Towards Robust Protective Perturbation against DeepFake Face Swapping
Hengyang Yao, Lin Li, Ke Sun, Jianing Qiu, Huiping Chen
TL;DR
The paper addresses the fragility of proactive defenses against DeepFake face swapping under image transformations. It introduces EOLT, a reinforcement-learning-based framework that learns a transformation policy to bias protective perturbation generation, replacing uniform sampling used in EOT. Through comprehensive experiments on FFHQ with 30 transformations, EOLT achieves ~26% higher average robustness and strong generalization to unseen transforms, with notable gains in Stylization.
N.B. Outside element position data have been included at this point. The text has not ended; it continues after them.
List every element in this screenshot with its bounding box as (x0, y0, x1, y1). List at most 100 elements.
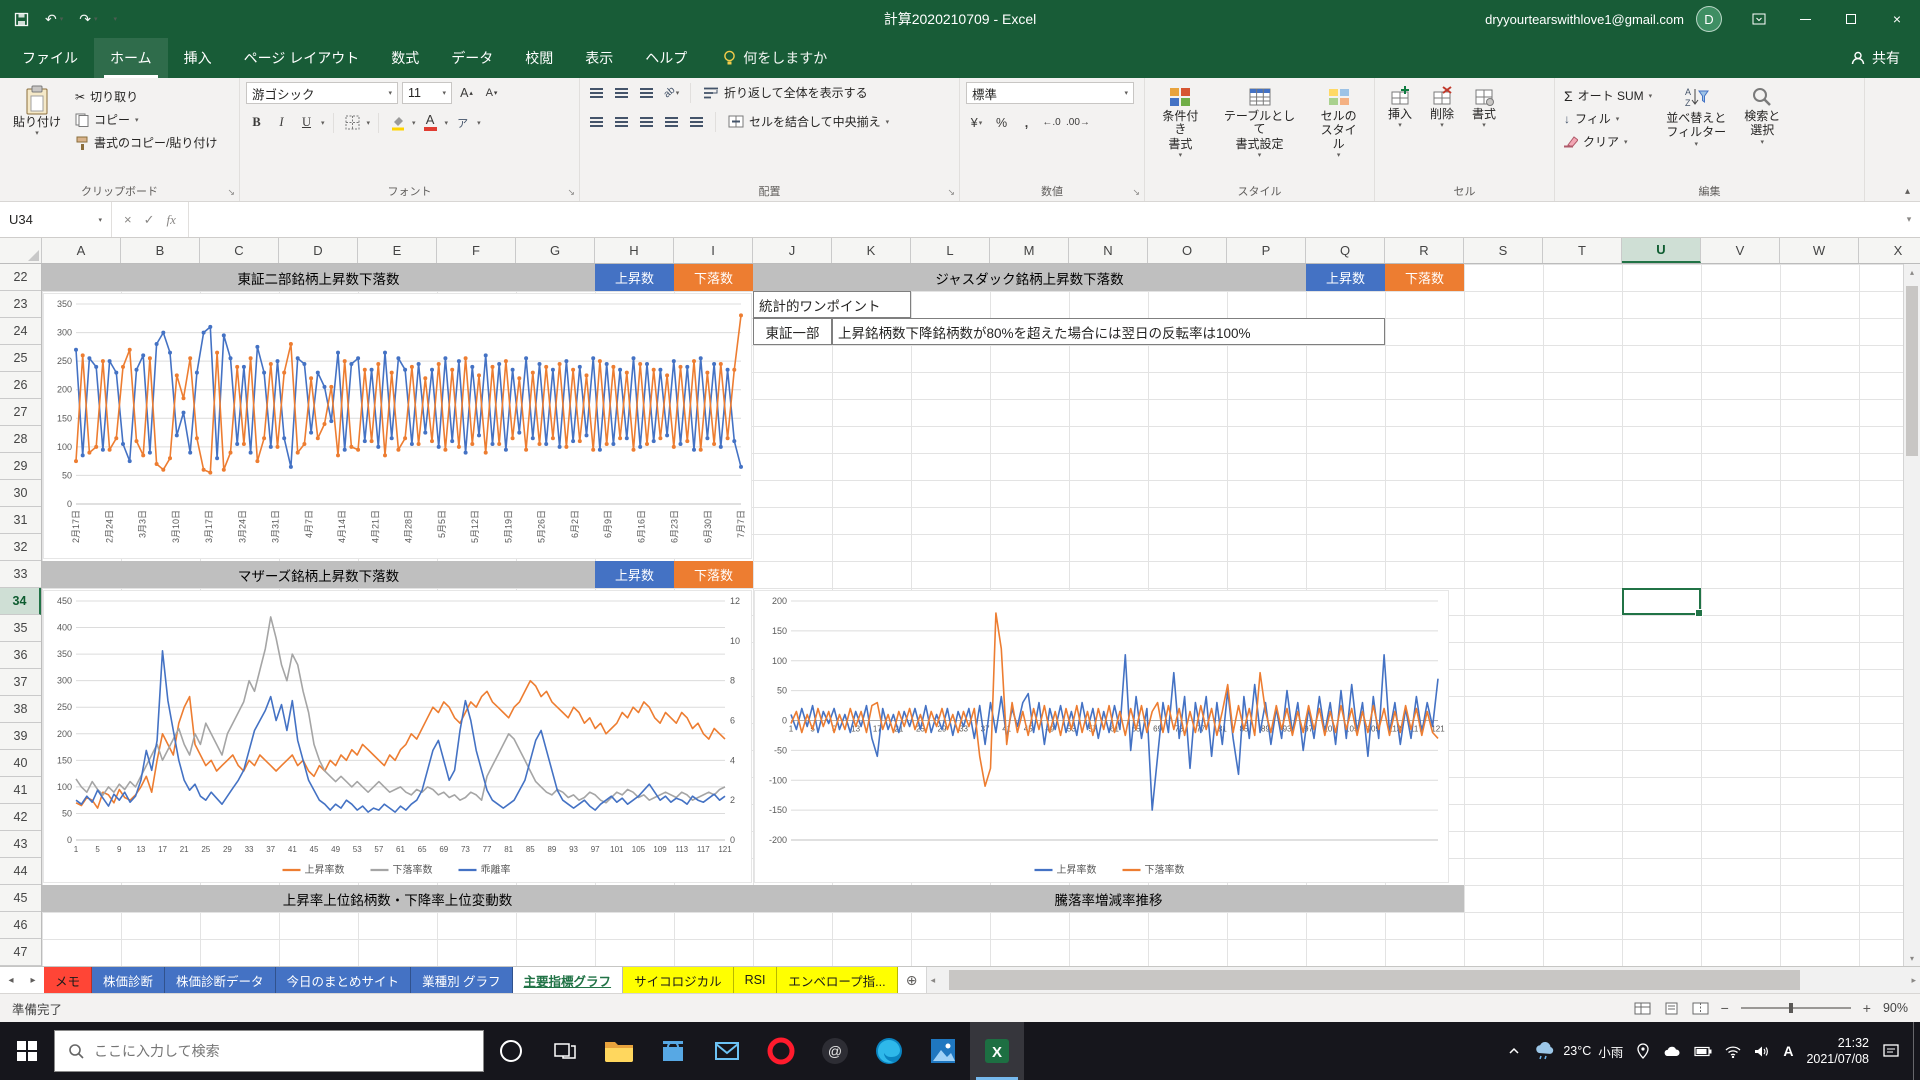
sheet-tab-shuyo-shihyo-graph[interactable]: 主要指標グラフ (513, 967, 624, 993)
sheet-nav-right[interactable]: ▸ (22, 967, 44, 993)
at-app-button[interactable]: @ (808, 1022, 862, 1080)
share-button[interactable]: 共有 (1851, 38, 1920, 78)
horizontal-scroll-thumb[interactable] (949, 970, 1800, 990)
number-format-combo[interactable]: 標準▾ (966, 82, 1134, 104)
ribbon-tab-file[interactable]: ファイル (6, 38, 94, 78)
column-header-P[interactable]: P (1227, 238, 1306, 263)
zoom-out-button[interactable]: − (1721, 1000, 1729, 1016)
volume-tray-icon[interactable] (1754, 1045, 1770, 1058)
taskbar-search-input[interactable] (94, 1043, 470, 1059)
store-button[interactable] (646, 1022, 700, 1080)
enter-icon[interactable]: ✓ (144, 212, 155, 228)
edge-button[interactable] (862, 1022, 916, 1080)
cell-band-jasdaq[interactable]: ジャスダック銘柄上昇数下落数 (753, 264, 1306, 291)
ribbon-tab-page-layout[interactable]: ページ レイアウト (228, 38, 376, 78)
ribbon-display-options-button[interactable] (1736, 0, 1782, 38)
fill-button[interactable]: ↓フィル▾ (1561, 108, 1655, 129)
ime-indicator[interactable]: A (1783, 1043, 1793, 1059)
undo-button[interactable]: ↶▾ (45, 11, 63, 28)
ribbon-tab-data[interactable]: データ (435, 38, 509, 78)
taskbar-clock[interactable]: 21:32 2021/07/08 (1806, 1035, 1869, 1068)
column-header-K[interactable]: K (832, 238, 911, 263)
zoom-level[interactable]: 90% (1883, 1001, 1908, 1015)
row-header-44[interactable]: 44 (0, 858, 41, 885)
row-header-38[interactable]: 38 (0, 696, 41, 723)
column-header-H[interactable]: H (595, 238, 674, 263)
cell-band-top-movers[interactable]: 上昇率上位銘柄数・下降率上位変動数 (42, 885, 753, 912)
column-header-U[interactable]: U (1622, 238, 1701, 263)
column-header-E[interactable]: E (358, 238, 437, 263)
redo-button[interactable]: ↷▾ (79, 11, 97, 28)
horizontal-scrollbar[interactable]: ◂ ▸ (926, 967, 1920, 993)
autosum-button[interactable]: Σオート SUM▾ (1561, 85, 1655, 106)
increase-indent-button[interactable] (686, 111, 707, 132)
sheet-tab-rsi[interactable]: RSI (734, 967, 778, 993)
paste-button[interactable]: 貼り付け▾ (6, 82, 68, 141)
page-break-view-icon[interactable] (1692, 1002, 1709, 1015)
cell-i22-down[interactable]: 下落数 (674, 264, 753, 291)
column-header-O[interactable]: O (1148, 238, 1227, 263)
row-header-35[interactable]: 35 (0, 615, 41, 642)
cell-i33-down[interactable]: 下落数 (674, 561, 753, 588)
wrap-text-button[interactable]: 折り返して全体を表示する (699, 83, 872, 102)
mail-button[interactable] (700, 1022, 754, 1080)
align-right-button[interactable] (636, 111, 657, 132)
column-header-A[interactable]: A (42, 238, 121, 263)
ribbon-tab-insert[interactable]: 挿入 (168, 38, 228, 78)
row-header-34[interactable]: 34 (0, 588, 41, 615)
row-header-23[interactable]: 23 (0, 291, 41, 318)
sort-filter-button[interactable]: AZ 並べ替えとフィルター▾ (1659, 82, 1733, 152)
row-header-33[interactable]: 33 (0, 561, 41, 588)
opera-button[interactable] (754, 1022, 808, 1080)
cell-r22-down[interactable]: 下落数 (1385, 264, 1464, 291)
minimize-button[interactable] (1782, 0, 1828, 38)
expand-formula-bar-button[interactable]: ▾ (1898, 202, 1920, 237)
ribbon-tab-view[interactable]: 表示 (569, 38, 629, 78)
row-header-39[interactable]: 39 (0, 723, 41, 750)
insert-cells-button[interactable]: 挿入▾ (1381, 82, 1419, 133)
customize-qat-button[interactable]: ▾ (114, 15, 118, 23)
align-left-button[interactable] (586, 111, 607, 132)
name-box[interactable]: U34▾ (0, 202, 112, 237)
taskbar-search[interactable] (54, 1030, 484, 1072)
align-bottom-button[interactable] (636, 82, 657, 103)
clipboard-dialog-launcher[interactable]: ↘ (227, 187, 235, 198)
close-button[interactable]: × (1874, 0, 1920, 38)
bold-button[interactable]: B (246, 112, 267, 133)
font-dialog-launcher[interactable]: ↘ (567, 187, 575, 198)
column-header-G[interactable]: G (516, 238, 595, 263)
cortana-button[interactable] (484, 1022, 538, 1080)
increase-decimal-button[interactable]: ←.0 (1041, 112, 1062, 133)
cell-q22-up[interactable]: 上昇数 (1306, 264, 1385, 291)
cell-band-mothers[interactable]: マザーズ銘柄上昇数下落数 (42, 561, 595, 588)
chart-advance-decline[interactable]: -200-150-100-500501001502001591317212529… (754, 590, 1449, 883)
cell-h22-up[interactable]: 上昇数 (595, 264, 674, 291)
scroll-up-icon[interactable]: ▴ (1904, 264, 1920, 280)
decrease-indent-button[interactable] (661, 111, 682, 132)
column-header-D[interactable]: D (279, 238, 358, 263)
onedrive-tray-icon[interactable] (1663, 1045, 1681, 1058)
insert-function-button[interactable]: fx (167, 212, 176, 228)
increase-font-button[interactable]: A▴ (456, 83, 477, 104)
row-header-40[interactable]: 40 (0, 750, 41, 777)
account-avatar[interactable]: D (1696, 6, 1722, 32)
row-header-25[interactable]: 25 (0, 345, 41, 372)
sheet-grid[interactable]: 東証二部銘柄上昇数下落数 上昇数 下落数 ジャスダック銘柄上昇数下落数 上昇数 … (42, 264, 1903, 966)
zoom-slider[interactable] (1741, 1007, 1851, 1009)
weather-widget[interactable]: 23°C 小雨 (1534, 1041, 1623, 1061)
font-name-combo[interactable]: 游ゴシック▾ (246, 82, 398, 104)
cell-onepoint-text[interactable]: 上昇銘柄数下降銘柄数が80%を超えた場合には翌日の反転率は100% (832, 318, 1385, 345)
column-header-X[interactable]: X (1859, 238, 1920, 263)
location-tray-icon[interactable] (1636, 1043, 1650, 1059)
zoom-in-button[interactable]: + (1863, 1000, 1871, 1016)
sheet-tab-kabuka-shindan[interactable]: 株価診断 (92, 967, 165, 993)
row-header-47[interactable]: 47 (0, 939, 41, 966)
column-header-Q[interactable]: Q (1306, 238, 1385, 263)
row-header-22[interactable]: 22 (0, 264, 41, 291)
row-header-42[interactable]: 42 (0, 804, 41, 831)
format-cells-button[interactable]: 書式▾ (1465, 82, 1503, 133)
ribbon-tab-review[interactable]: 校閲 (509, 38, 569, 78)
align-top-button[interactable] (586, 82, 607, 103)
format-as-table-button[interactable]: テーブルとして書式設定▾ (1214, 82, 1305, 163)
currency-format-button[interactable]: ¥▾ (966, 112, 987, 133)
This work advances practical deployment of robust protections by explicitly modeling and optimizing transformation bottlenecks.
Abstract
DeepFake face swapping enables highly realistic identity forgeries, posing serious privacy and security risks. A common defence embeds invisible perturbations into images, but these are fragile and often destroyed by basic transformations such as compression or resizing. In this paper, we first conduct a systematic analysis of 30 transformations across six categories and show that protection robustness is highly sensitive to the choice of training transformations, making the standard Expectation over Transformation (EOT) with uniform sampling fundamentally suboptimal. Motivated by this, we propose Expectation Over Learned distribution of Transformation (EOLT), the framework to treat transformation distribution as a learnable component rather than a fixed design choice. Specifically, EOLT employs a policy network that learns to automatically prioritize critical transformations and adaptively generate instance-specific perturbations via reinforcement learning, enabling explicit modeling of defensive bottlenecks while maintaining broad transferability. Extensive experiments demonstrate that our method achieves substantial improvements over state-of-the-art approaches, with 26% higher average robustness and up to 30% gains on challenging transformation categories.